# the ABC Gardening Game!



## Tammy (Jun 21, 2012)

Let's play a game! 

Let's go through the alphabet and for each letter name something in your garden that starts with the next letter. Try to pick something you might actually be growing or something you have (like a garden took of some sort). Obviously some letters might be tough (like Q or X!), so then just think of something that works for that letter. 

I'll start with A:

Apples


----------



## Shannon (Jun 22, 2012)

*B for Broccoli. My two plants suck but they're trying*


----------



## angel1237b (Jun 21, 2012)

c for corn...i hope it is good this year.


----------



## Tammy (Jun 21, 2012)

D is harder than I thought it would be. I'm not growing anything that starts with a D. but there are dandelions growing in my dried up grass field. And my dad used to make deep fried dandelions, so I guess it's sort of a food


----------



## Shannon (Jun 22, 2012)

Dandelions are delicious! *E is for Eggplant.
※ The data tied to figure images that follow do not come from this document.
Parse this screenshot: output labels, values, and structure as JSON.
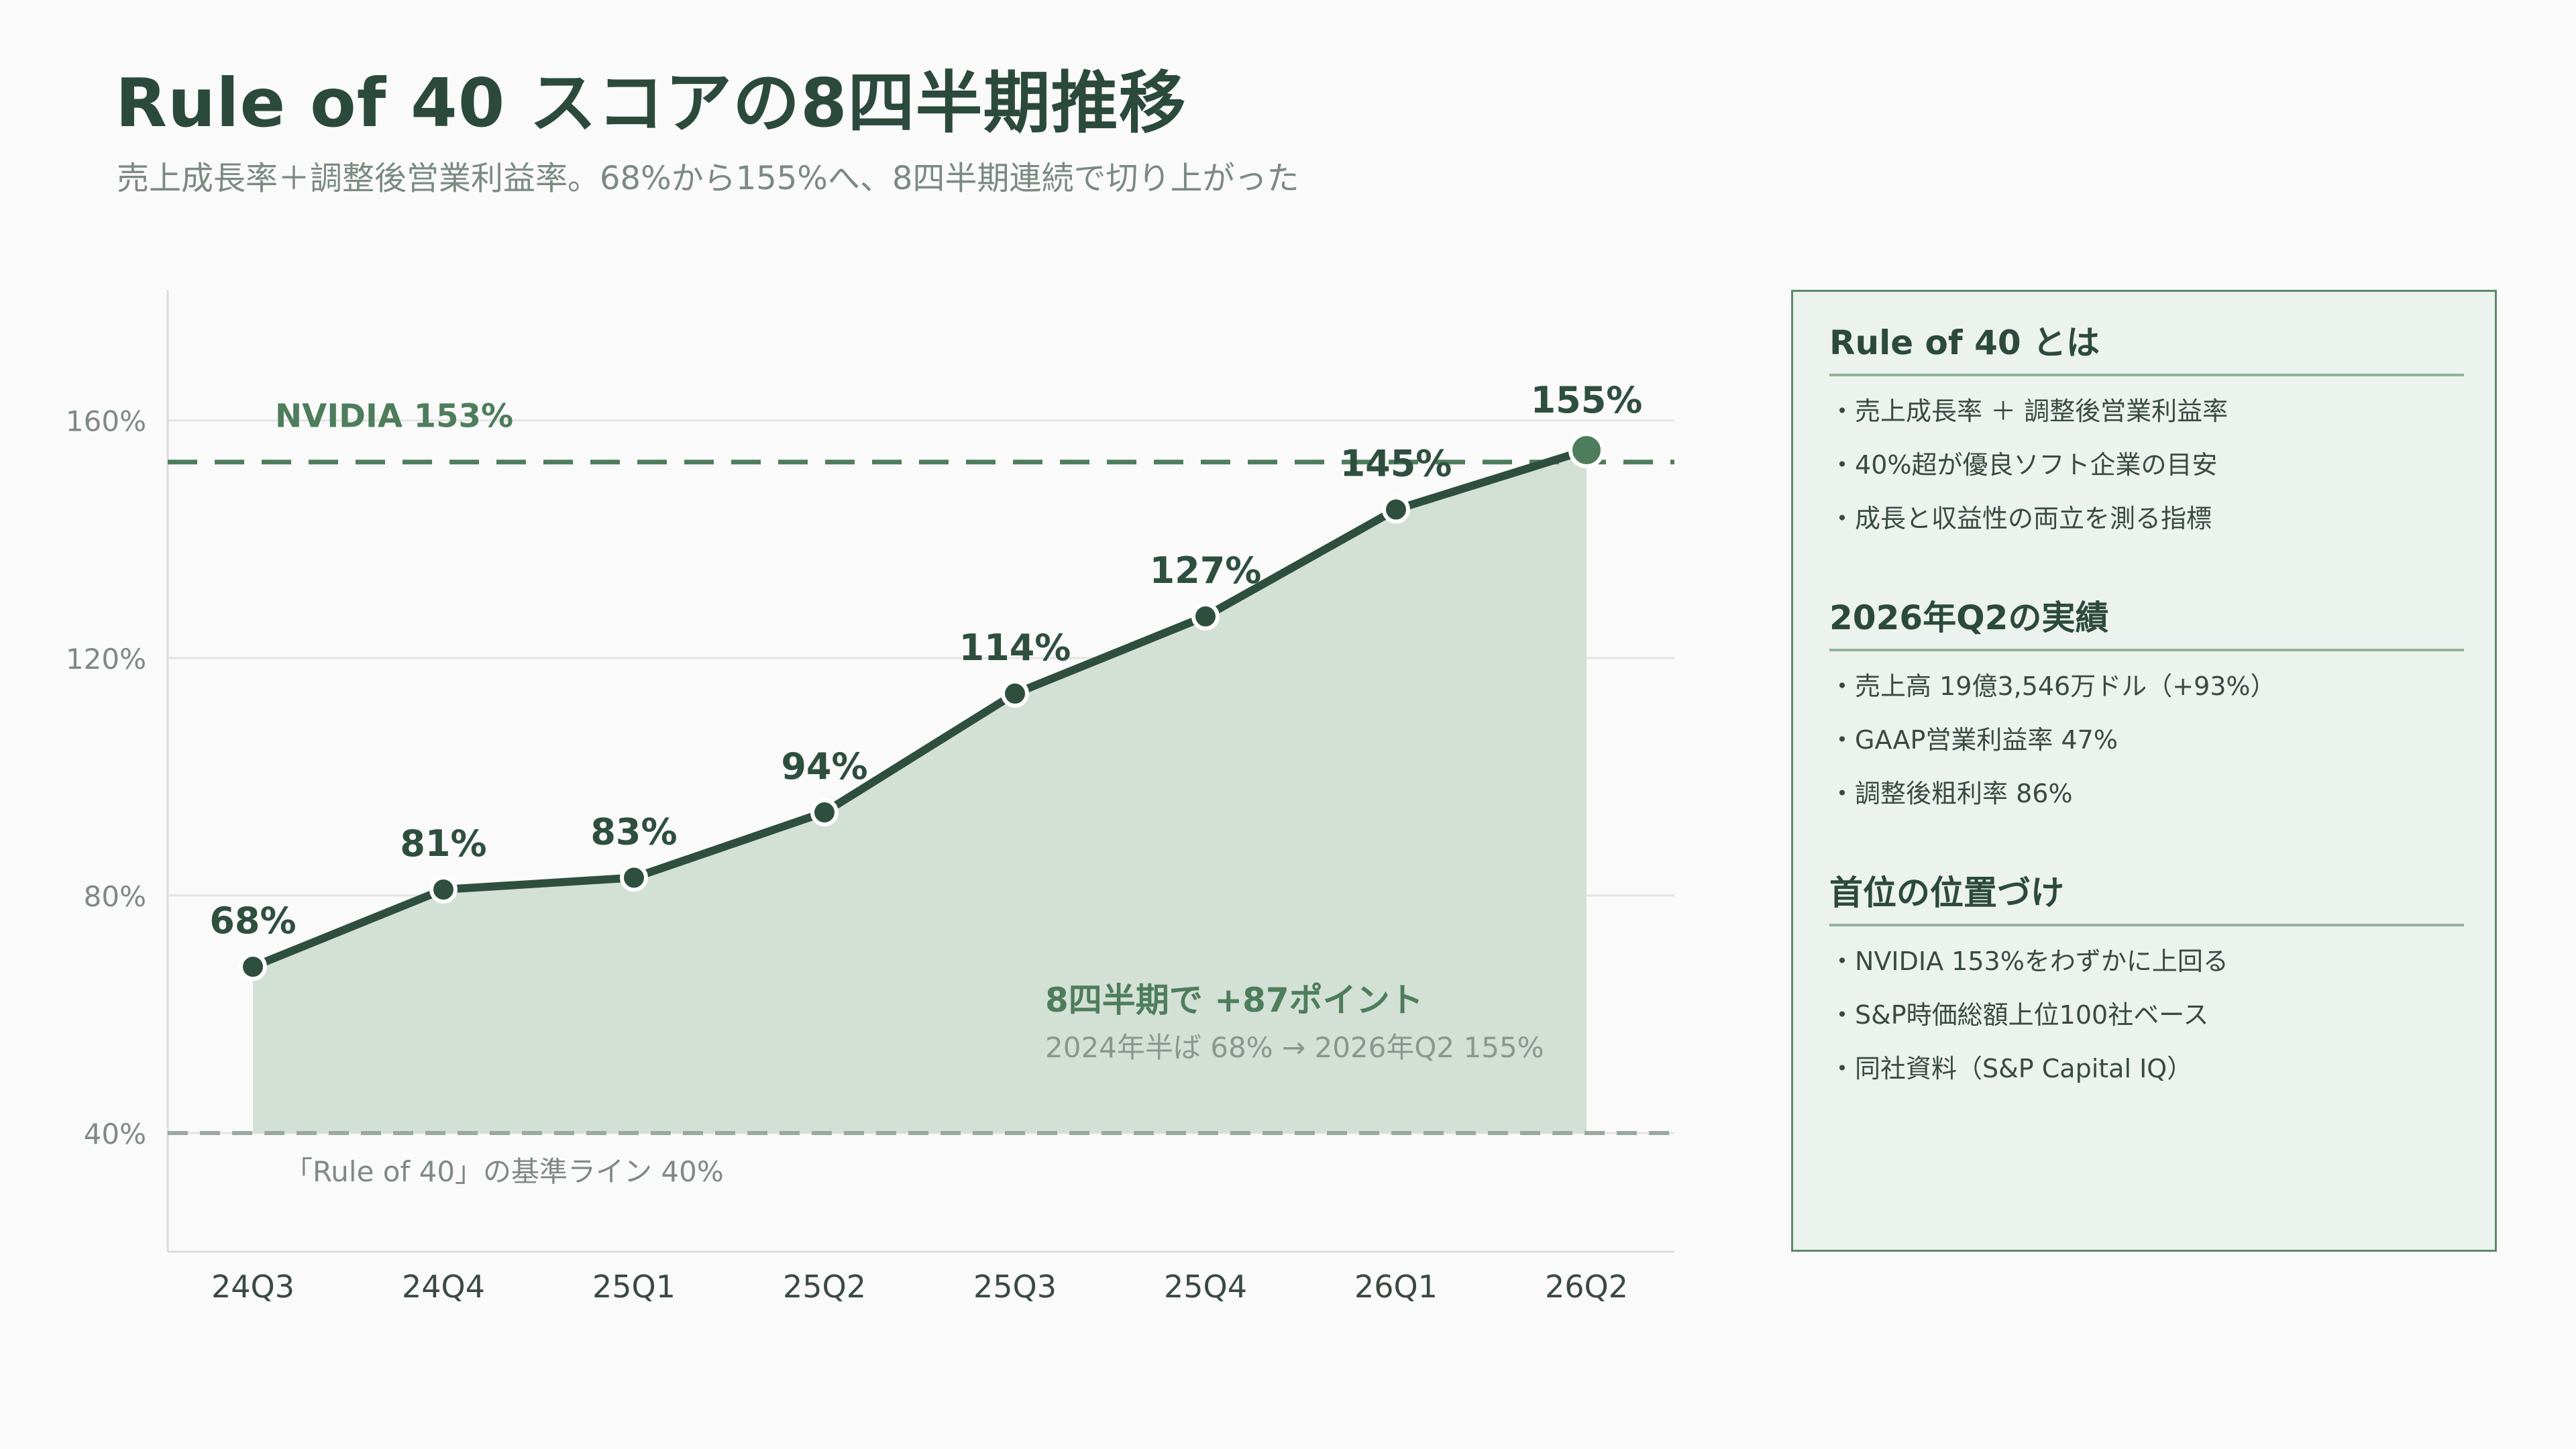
{
  "header": {
    "title": "Rule of 40 スコアの8四半期推移",
    "subtitle": "売上成長率＋調整後営業利益率。68%から155%へ、8四半期連続で切り上がった"
  },
  "colors": {
    "line": "#2f4f3e",
    "area": "#d3e0d5",
    "reference": "#4e7d5c",
    "baseline": "#9aa8a0",
    "highlight_point": "#4e7d5c"
  },
  "chart_data": {
    "type": "area",
    "categories": [
      "24Q3",
      "24Q4",
      "25Q1",
      "25Q2",
      "25Q3",
      "25Q4",
      "26Q1",
      "26Q2"
    ],
    "values": [
      68,
      81,
      83,
      94,
      114,
      127,
      145,
      155
    ],
    "value_labels": [
      "68%",
      "81%",
      "83%",
      "94%",
      "114%",
      "127%",
      "145%",
      "155%"
    ],
    "y_ticks": [
      40,
      80,
      120,
      160
    ],
    "y_tick_labels": [
      "40%",
      "80%",
      "120%",
      "160%"
    ],
    "ylim": [
      20,
      182
    ],
    "grid": true,
    "reference_lines": [
      {
        "value": 153,
        "label": "NVIDIA 153%",
        "style": "dashed"
      },
      {
        "value": 40,
        "label": "「Rule of 40」の基準ライン 40%",
        "style": "dashed"
      }
    ],
    "annotation": {
      "headline": "8四半期で +87ポイント",
      "detail": "2024年半ば 68% → 2026年Q2 155%"
    }
  },
  "panel": {
    "sections": [
      {
        "heading": "Rule of 40 とは",
        "items": [
          "売上成長率 ＋ 調整後営業利益率",
          "40%超が優良ソフト企業の目安",
          "成長と収益性の両立を測る指標"
        ]
      },
      {
        "heading": "2026年Q2の実績",
        "items": [
          "売上高 19億3,546万ドル（+93%）",
          "GAAP営業利益率 47%",
          "調整後粗利率 86%"
        ]
      },
      {
        "heading": "首位の位置づけ",
        "items": [
          "NVIDIA 153%をわずかに上回る",
          "S&P時価総額上位100社ベース",
          "同社資料（S&P Capital IQ）"
        ]
      }
    ]
  }
}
Mine are growing really slow, but they are beautiful!*


----------



## stephanie (Jun 21, 2012)

f is for french bean


----------



## stephanie (Jun 21, 2012)

G is for garlic


----------



## lydonhfisher (Aug 1, 2013)

The next would be Fennel!


----------



## Tammy (Jun 21, 2012)

We are on to *H* . . . which would be for *horseradish*. I'm not growing any, but my mom usually does. And I think she regrets it because it spreads so much!


----------



## TennesseeChicken (Jun 23, 2012)

I Iceberg Lettuce! I still have some going to seed in my garden. (That was a tough one!)


----------



## Tammy (Jun 21, 2012)

*J for Jalapenos *- of which I have many and they are huge this year. Guess I'll be making some cowboy candy with them!


----------



## TennesseeChicken (Jun 23, 2012)

*K* Kale It's still going strong!


----------



## TennesseeChicken (Jun 23, 2012)

Jalapenos! Let's keep this going!


----------



## Tammy (Jun 21, 2012)

*L for Lettuce*. Just planted some "drunken woman frizzy headed lettuce" seeds for this fall. I couldn't pass up on seeds with a name like that! lol


----------



## stephanie (Jun 21, 2012)

M is for mustard greens


----------



## Shannon (Jun 22, 2012)

N is for Nasturtiums so pretty and peppery in my garden and on my plate!


----------



## stephanie (Jun 21, 2012)

O is for onions! grilled or added to soups.


----------



## Timbertodd (Jun 23, 2013)

P is for potatoes baked, boiled or fried.


----------



## Shannon (Jun 22, 2012)

Q is for Quince! I had some Quince Membrillo that I bought from hotpaella.com. Tastes like Fruit Roll Ups. LOL


----------



## stephanie (Jun 21, 2012)

R is for radish all crispy sliced on a salad.


----------



## Tammy (Jun 21, 2012)

*S is for squash *- for making nice warm fall-like soups! mmmmm.


----------



## stephanie (Jun 21, 2012)

T=turnip for use in soups and stews.


----------



## Shannon (Jun 22, 2012)

U is for Ugli Fruit! I tried one once, it tasted like a sour tangerine. Looks like a sad grapefruit. Not bad. Since it was 5 bucks I won't need to try another one.


----------



## stephanie (Jun 21, 2012)

V= oh my what begins with this letter?


----------



## Tammy (Jun 21, 2012)

hmmm, that's a tough one. I suppose Vanilla beans - they do grow somewhere! lol

Or more common would be Vidalia Onions. mmmmm, nice sweet Vidalia onions!


----------



## Shannon (Jun 22, 2012)

LOL! V is a hard one. W is for Watermelon. They did well in my garden this year. I grew Sugar Babies and Golden Midgets. Yummmm


----------